In my classroom, I would say that I’m probably the most comfortable with the augmentation level of SAMR. “This level involves incorporating interactive digital enhancements and elements like comments, hyperlinks, or multimedia. The content remains unchanged, but students can now take advantage of digital features to enhance the lesson” (Youki Terada, 2020). When looking at digital portfolios, parents are able to view their child’s digital portfolio via Seesaw, 24/7. In terms of formative assessment, students can receive instant feedback via Go Formative on a quiz they have taken. I think there are so many ways we can improve our lessons when working on the augmentation level of SAMR.
The last two sections, modification and redefinition, are extremely beneficial for students, as they provide many opportunities that otherwise wouldn’t be available wihtout technology. Whether it’s connecting with a class across the world through Flipgrid or creating their own blog on an environmental issue, students have a much larger and expanded audience. Students can solve and address real world problems when working on this level of the SAMR model.

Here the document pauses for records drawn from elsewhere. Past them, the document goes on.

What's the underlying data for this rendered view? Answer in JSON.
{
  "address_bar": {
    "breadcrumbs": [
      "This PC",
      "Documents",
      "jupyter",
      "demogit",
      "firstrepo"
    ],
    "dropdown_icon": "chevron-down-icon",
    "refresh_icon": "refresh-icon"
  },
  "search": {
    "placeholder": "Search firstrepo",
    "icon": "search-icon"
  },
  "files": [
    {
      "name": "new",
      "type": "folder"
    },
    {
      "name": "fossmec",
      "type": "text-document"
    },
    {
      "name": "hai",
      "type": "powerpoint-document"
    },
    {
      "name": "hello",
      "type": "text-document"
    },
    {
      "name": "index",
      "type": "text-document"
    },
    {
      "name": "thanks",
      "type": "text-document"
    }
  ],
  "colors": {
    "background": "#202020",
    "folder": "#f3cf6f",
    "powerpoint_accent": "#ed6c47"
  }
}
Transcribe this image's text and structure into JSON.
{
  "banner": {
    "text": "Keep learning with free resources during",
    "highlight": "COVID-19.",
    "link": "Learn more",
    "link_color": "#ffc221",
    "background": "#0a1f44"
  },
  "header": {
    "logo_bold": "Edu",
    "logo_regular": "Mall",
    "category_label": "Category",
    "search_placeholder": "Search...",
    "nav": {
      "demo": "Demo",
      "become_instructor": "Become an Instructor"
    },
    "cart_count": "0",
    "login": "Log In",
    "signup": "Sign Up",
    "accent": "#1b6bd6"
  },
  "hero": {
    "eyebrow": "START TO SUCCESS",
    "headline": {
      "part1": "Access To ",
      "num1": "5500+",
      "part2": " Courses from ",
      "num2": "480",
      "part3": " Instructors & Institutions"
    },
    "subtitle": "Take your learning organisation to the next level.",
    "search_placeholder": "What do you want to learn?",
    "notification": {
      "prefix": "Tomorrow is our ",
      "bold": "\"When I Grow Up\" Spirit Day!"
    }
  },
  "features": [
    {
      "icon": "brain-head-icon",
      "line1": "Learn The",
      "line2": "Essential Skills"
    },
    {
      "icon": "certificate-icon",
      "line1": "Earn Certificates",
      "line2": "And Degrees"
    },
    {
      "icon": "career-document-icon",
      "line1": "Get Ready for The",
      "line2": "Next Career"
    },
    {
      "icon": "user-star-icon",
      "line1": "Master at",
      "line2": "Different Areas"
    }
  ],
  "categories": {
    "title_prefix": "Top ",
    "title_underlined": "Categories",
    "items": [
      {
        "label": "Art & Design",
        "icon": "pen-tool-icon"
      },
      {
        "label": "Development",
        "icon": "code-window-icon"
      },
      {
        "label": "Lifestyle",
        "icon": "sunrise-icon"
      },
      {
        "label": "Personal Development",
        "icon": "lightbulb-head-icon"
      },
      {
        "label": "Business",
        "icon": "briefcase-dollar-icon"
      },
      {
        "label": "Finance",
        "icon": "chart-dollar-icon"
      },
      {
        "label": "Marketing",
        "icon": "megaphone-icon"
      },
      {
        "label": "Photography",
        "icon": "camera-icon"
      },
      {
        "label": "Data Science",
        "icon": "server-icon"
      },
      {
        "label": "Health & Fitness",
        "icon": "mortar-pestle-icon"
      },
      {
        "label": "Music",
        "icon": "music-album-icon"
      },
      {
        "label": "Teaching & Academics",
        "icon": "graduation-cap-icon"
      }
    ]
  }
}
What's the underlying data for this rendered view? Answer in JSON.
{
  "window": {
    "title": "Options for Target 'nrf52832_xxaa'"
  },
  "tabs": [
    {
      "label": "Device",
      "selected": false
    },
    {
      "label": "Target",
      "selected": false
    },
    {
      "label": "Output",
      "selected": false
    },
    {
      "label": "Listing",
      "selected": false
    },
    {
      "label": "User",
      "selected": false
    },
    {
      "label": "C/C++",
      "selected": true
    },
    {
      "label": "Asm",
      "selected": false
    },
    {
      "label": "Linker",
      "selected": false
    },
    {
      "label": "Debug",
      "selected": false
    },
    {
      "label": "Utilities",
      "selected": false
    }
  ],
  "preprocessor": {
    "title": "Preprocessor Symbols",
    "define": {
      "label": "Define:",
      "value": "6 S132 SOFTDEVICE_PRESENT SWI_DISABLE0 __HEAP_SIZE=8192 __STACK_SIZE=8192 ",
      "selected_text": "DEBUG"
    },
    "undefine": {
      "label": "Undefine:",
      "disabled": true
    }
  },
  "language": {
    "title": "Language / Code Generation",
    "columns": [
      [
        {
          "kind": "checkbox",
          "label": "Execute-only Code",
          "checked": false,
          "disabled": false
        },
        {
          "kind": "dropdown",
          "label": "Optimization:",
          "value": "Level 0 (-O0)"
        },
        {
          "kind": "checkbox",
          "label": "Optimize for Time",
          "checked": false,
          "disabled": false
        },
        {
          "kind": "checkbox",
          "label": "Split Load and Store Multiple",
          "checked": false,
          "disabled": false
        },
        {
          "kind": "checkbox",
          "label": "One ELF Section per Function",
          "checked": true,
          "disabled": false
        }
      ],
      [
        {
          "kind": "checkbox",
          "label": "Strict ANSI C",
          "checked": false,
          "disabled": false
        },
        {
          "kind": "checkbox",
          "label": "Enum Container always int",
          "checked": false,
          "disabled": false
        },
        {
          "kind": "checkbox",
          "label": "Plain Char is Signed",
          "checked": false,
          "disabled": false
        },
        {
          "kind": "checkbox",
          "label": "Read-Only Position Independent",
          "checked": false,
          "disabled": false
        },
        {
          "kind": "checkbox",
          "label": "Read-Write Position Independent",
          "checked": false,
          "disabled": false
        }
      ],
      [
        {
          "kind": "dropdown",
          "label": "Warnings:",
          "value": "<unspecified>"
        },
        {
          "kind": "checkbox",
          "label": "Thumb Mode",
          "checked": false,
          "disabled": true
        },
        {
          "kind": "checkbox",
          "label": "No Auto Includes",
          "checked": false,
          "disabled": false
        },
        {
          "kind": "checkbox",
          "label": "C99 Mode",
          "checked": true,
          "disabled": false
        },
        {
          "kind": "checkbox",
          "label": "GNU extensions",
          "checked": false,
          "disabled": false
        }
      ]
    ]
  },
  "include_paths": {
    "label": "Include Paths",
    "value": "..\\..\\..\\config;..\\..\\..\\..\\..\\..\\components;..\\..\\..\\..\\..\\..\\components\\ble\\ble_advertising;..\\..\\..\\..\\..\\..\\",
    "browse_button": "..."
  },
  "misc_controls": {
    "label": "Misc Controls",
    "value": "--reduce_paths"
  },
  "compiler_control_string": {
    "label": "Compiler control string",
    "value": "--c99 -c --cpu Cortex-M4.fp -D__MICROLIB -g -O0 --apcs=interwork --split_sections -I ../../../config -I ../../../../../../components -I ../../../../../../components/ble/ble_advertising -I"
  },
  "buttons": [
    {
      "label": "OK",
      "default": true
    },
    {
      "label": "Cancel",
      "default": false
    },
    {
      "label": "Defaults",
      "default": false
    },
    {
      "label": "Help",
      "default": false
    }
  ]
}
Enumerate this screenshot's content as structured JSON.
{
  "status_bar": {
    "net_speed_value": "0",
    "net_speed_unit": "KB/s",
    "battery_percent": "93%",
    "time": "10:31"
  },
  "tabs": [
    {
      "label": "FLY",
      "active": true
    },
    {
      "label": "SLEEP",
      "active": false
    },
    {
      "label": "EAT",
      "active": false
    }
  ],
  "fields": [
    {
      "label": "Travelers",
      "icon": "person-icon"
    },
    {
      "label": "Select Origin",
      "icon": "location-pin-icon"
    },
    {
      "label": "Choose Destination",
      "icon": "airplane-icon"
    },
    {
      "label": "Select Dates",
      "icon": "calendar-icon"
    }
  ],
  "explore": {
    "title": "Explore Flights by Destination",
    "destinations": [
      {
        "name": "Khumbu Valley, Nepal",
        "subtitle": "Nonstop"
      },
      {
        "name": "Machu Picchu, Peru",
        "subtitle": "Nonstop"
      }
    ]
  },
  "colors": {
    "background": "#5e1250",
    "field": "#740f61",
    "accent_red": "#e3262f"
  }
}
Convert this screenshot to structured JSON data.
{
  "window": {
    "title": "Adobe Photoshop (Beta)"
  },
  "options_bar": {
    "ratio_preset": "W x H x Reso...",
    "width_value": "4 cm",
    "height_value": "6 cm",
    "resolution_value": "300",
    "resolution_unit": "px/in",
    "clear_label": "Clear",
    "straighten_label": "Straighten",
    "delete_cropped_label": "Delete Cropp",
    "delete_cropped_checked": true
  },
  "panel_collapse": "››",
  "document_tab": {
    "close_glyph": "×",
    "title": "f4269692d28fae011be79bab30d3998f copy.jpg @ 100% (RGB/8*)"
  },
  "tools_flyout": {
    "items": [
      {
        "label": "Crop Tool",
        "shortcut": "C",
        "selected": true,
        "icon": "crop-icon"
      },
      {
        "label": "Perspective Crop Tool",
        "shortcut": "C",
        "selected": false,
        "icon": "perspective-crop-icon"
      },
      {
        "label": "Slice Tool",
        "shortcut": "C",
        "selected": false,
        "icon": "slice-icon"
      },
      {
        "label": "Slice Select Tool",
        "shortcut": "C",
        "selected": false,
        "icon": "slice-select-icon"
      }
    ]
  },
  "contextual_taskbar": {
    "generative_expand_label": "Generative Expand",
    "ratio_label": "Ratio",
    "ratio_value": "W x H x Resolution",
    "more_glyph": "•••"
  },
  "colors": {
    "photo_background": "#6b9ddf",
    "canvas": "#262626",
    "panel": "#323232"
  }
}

Through my work in the connected educator program over the past four years, I’ve always focused on using the SAMR swimming pool analogy. To put it very simply, one can swim laps across the swimming pool to ensure we are hitting the various levels of the SAMR model. One might also be more comfortable in one area of the pool versus another. Regardless of where we are on the SAMR model, there is plenty of opportunity to swim across the pool, even if it requires some support.
Beyond the fancy tools and resources used by teachers in the classrooms, I think it’s vital to develop some key skills and competencies in students. The 21st Century Learning Skills provide a good framework and understanding of some of the skills we should be developing in our students. In a world full of technology, I believe it’s crucial that we teach our students the critical thinking skills to be successful. As they are exposed to fake news quite often, we much teach them the skills and abilities to identify and understand what they are consuming. There are many ways in which was can ensure we are leveraging technology to promote 21st century learning in our classrooms.
Overall, I think that educational technology is about using technology in the classroom to develop the skills and competencies needed to live in the everchanging world. Whether that’s learning how to collaborate, critically analyzing messages in the media, or addressing social issues, I think we can leverage this technology to develop strong skills in our students.